A motor that is receiving too much current may cause it to run "rough". If you experience this try backing off the current and see if the motor runs more smoothly.
Overstressing or overcurrent will cause your motors to heat up substantially. Stepper motors draw the most current when they are not moving so this is when they will get the hottest. Motors that run too hot run the risk of being ruined by demagnetizing.
** Follow these steps to set the motor current:
- Set current to zero by gently turning the trimpot all the way counter-clockwise
- Send a relatively slow move to that axis, something like g1 f400 x50
- Adjust the current up (clockwise) until the motor moves or starts humming (meaning it's stalled)
- Try the move again at this new setting. If it's still stalled increase the current some more and try again.
- Once the motor is running turn the current down until it stops. Mark this as the low current spot.
- Run the motor again and adjust current up until it runs rough or goes into thermal shutdown (see below*).
- Now back off until the cycling stops and the motor runs smoothly, and mark this as your upper limit.
- When you actually run jobs you want to back off the current as much as you can while still running reliably to somewhere between your upper and lower limit. This will minimize board and motor heating.
*If the motor starts to cycle on and off; this indicates thermal shutdown is occurring. Cycling will occur under thermal shutdown, and only gets more severe as the current goes up - where it appears the motor is stuttering.
####The xPro incorporates 3-axis control with GRBL version 1.1f. The 4th axis, "< A > MOTOR" may be cloned; X,Y, or Z → clone axis)
In order to change which axis commands the ‘A’ axis, simply slide the switch to the desired axis.

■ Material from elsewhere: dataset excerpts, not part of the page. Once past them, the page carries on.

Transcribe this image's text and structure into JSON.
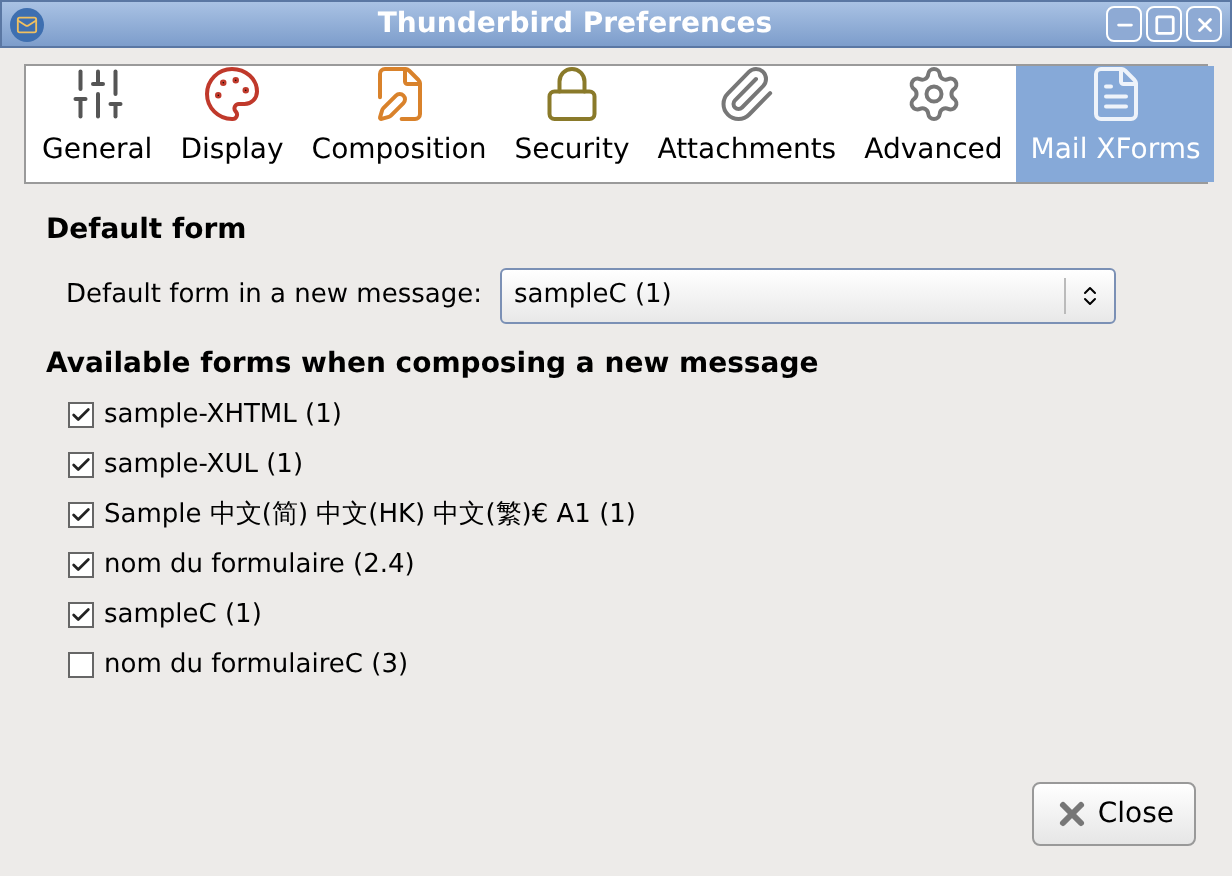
{
  "window": {
    "title": "Thunderbird Preferences"
  },
  "tabs": [
    {
      "label": "General",
      "selected": false
    },
    {
      "label": "Display",
      "selected": false
    },
    {
      "label": "Composition",
      "selected": false
    },
    {
      "label": "Security",
      "selected": false
    },
    {
      "label": "Attachments",
      "selected": false
    },
    {
      "label": "Advanced",
      "selected": false
    },
    {
      "label": "Mail XForms",
      "selected": true
    }
  ],
  "default_form": {
    "heading": "Default form",
    "label": "Default form in a new message:",
    "value": "sampleC (1)"
  },
  "available_forms": {
    "heading": "Available forms when composing a new message",
    "items": [
      {
        "label": "sample-XHTML (1)",
        "checked": true
      },
      {
        "label": "sample-XUL (1)",
        "checked": true
      },
      {
        "label": "Sample 中文(简) 中文(HK) 中文(繁)€ A1 (1)",
        "checked": true
      },
      {
        "label": "nom du formulaire (2.4)",
        "checked": true
      },
      {
        "label": "sampleC (1)",
        "checked": true
      },
      {
        "label": "nom du formulaireC (3)",
        "checked": false
      }
    ]
  },
  "buttons": {
    "close": "Close"
  }
}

Once you decide that you're ready or would like to enable homing and/or hard limits, you'll need to enable Grbl "Hard Limits" (Grbl v0.8)/(Grbl v0.9) and connect a normally-open limit switch to each of the limit pins (Limit X-Axis, Limit Y-Axis and Limit Z-Axis).
These Limit(X,Y & Z) terminals are held high with an internal pull-up resistor, so all you have to do is wire the NO (Normally Open) side of the switch terminal to ground. So when you close a switch, the switch will pull the limit pin to ground. If you'd like to have hard limit switches on both ends of travel of an axis, just wire two (or more) limit switches in parallel to the axis limit pin and ground.

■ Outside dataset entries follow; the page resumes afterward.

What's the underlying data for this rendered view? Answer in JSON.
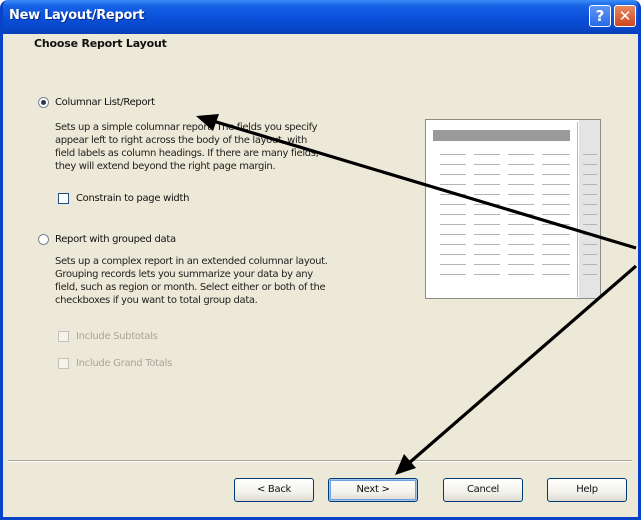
{
  "window": {
    "title": "New Layout/Report"
  },
  "titlebar": {
    "help_label": "?",
    "close_label": "✕"
  },
  "layout": {
    "heading": "Choose Report Layout",
    "columnar": {
      "label": "Columnar List/Report",
      "selected": true,
      "description_lines": [
        "Sets up a simple columnar report. The fields you specify",
        "appear left to right across the body of the layout, with",
        "field labels as column headings. If there are many fields,",
        "they will extend beyond the right page margin."
      ],
      "constrain_label": "Constrain to page width",
      "constrain_checked": false
    },
    "grouped": {
      "label": "Report with grouped data",
      "selected": false,
      "description_lines": [
        "Sets up a complex report in an extended columnar layout.",
        "Grouping records lets you summarize your data by any",
        "field, such as region or month. Select either or both of the",
        "checkboxes if you want to total group data."
      ],
      "subtotals_label": "Include Subtotals",
      "grand_totals_label": "Include Grand Totals"
    }
  },
  "buttons": {
    "back": "< Back",
    "next": "Next >",
    "cancel": "Cancel",
    "help": "Help"
  },
  "colors": {
    "titlebar": "#0a4fd9",
    "dialog_bg": "#ece9d8",
    "annotation_arrow": "#000000"
  }
}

In Grbl v1.1f, there are outputs for cycle start, feed hold, and reset runtime commands, so you can have physical control buttons are your machine. Just like the limit pins, these pins are held high with an internal pull-up resistor, so all you have to do is connect a NO (Normally-Open) momentary switch to each pin and to ground. Again make sure you practice good wiring methods to minimize external electric noise on the input pins. Note that just about any switch will work for these - signals are ~micro-Amps.

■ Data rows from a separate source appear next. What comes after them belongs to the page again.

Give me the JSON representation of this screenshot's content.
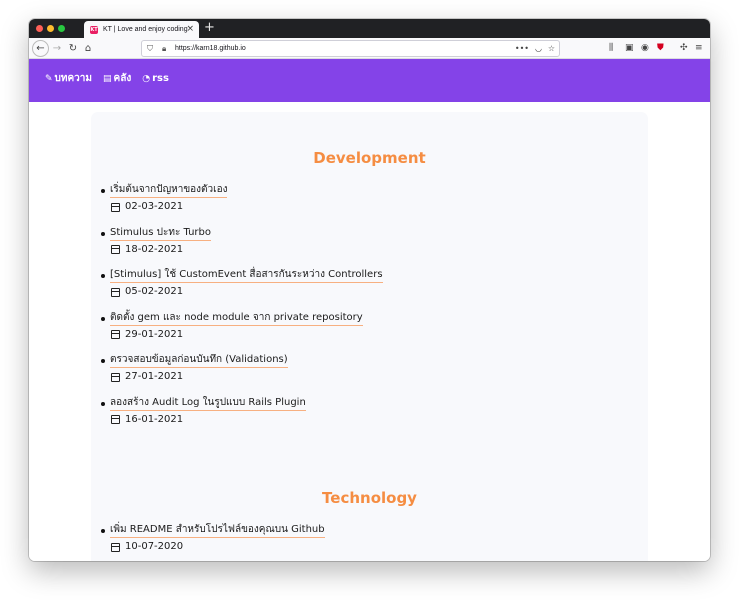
{
  "browser": {
    "tab_title": "KT | Love and enjoy coding",
    "tab_favicon": "KT",
    "url": "https://karn18.github.io"
  },
  "site": {
    "nav": [
      {
        "icon": "pencil-icon",
        "label": "บทความ"
      },
      {
        "icon": "archive-icon",
        "label": "คลัง"
      },
      {
        "icon": "rss-icon",
        "label": "rss"
      }
    ],
    "header_color": "#8443e8",
    "accent_color": "#f58d42"
  },
  "sections": [
    {
      "title": "Development",
      "posts": [
        {
          "title": "เริ่มต้นจากปัญหาของตัวเอง",
          "date": "02-03-2021"
        },
        {
          "title": "Stimulus ปะทะ Turbo",
          "date": "18-02-2021"
        },
        {
          "title": "[Stimulus] ใช้ CustomEvent สื่อสารกันระหว่าง Controllers",
          "date": "05-02-2021"
        },
        {
          "title": "ติดตั้ง gem และ node module จาก private repository",
          "date": "29-01-2021"
        },
        {
          "title": "ตรวจสอบข้อมูลก่อนบันทึก (Validations)",
          "date": "27-01-2021"
        },
        {
          "title": "ลองสร้าง Audit Log ในรูปแบบ Rails Plugin",
          "date": "16-01-2021"
        }
      ]
    },
    {
      "title": "Technology",
      "posts": [
        {
          "title": "เพิ่ม README สำหรับโปรไฟล์ของคุณบน Github",
          "date": "10-07-2020"
        }
      ]
    }
  ]
}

If you have a desire or need for spindle or coolant control, Grbl will toggle these output pins (D12/D11*, D13, A3) high or low, depending on the g-code commands you send to Grbl. *With v1.1f and variable spindle PWM enabled, the D11 pin will output a range of voltages from 0→5V or 0→10V depending the PWM voltage selected. This enables full compatibility with spindles, VFDs, Lasers and more. In addition the coolant output is now an open drain you may directly sink up to 3A, or use to control external relays. Since these pins are all application dependent in how they are used, we'll leave it to you on how to control and use these for your machine.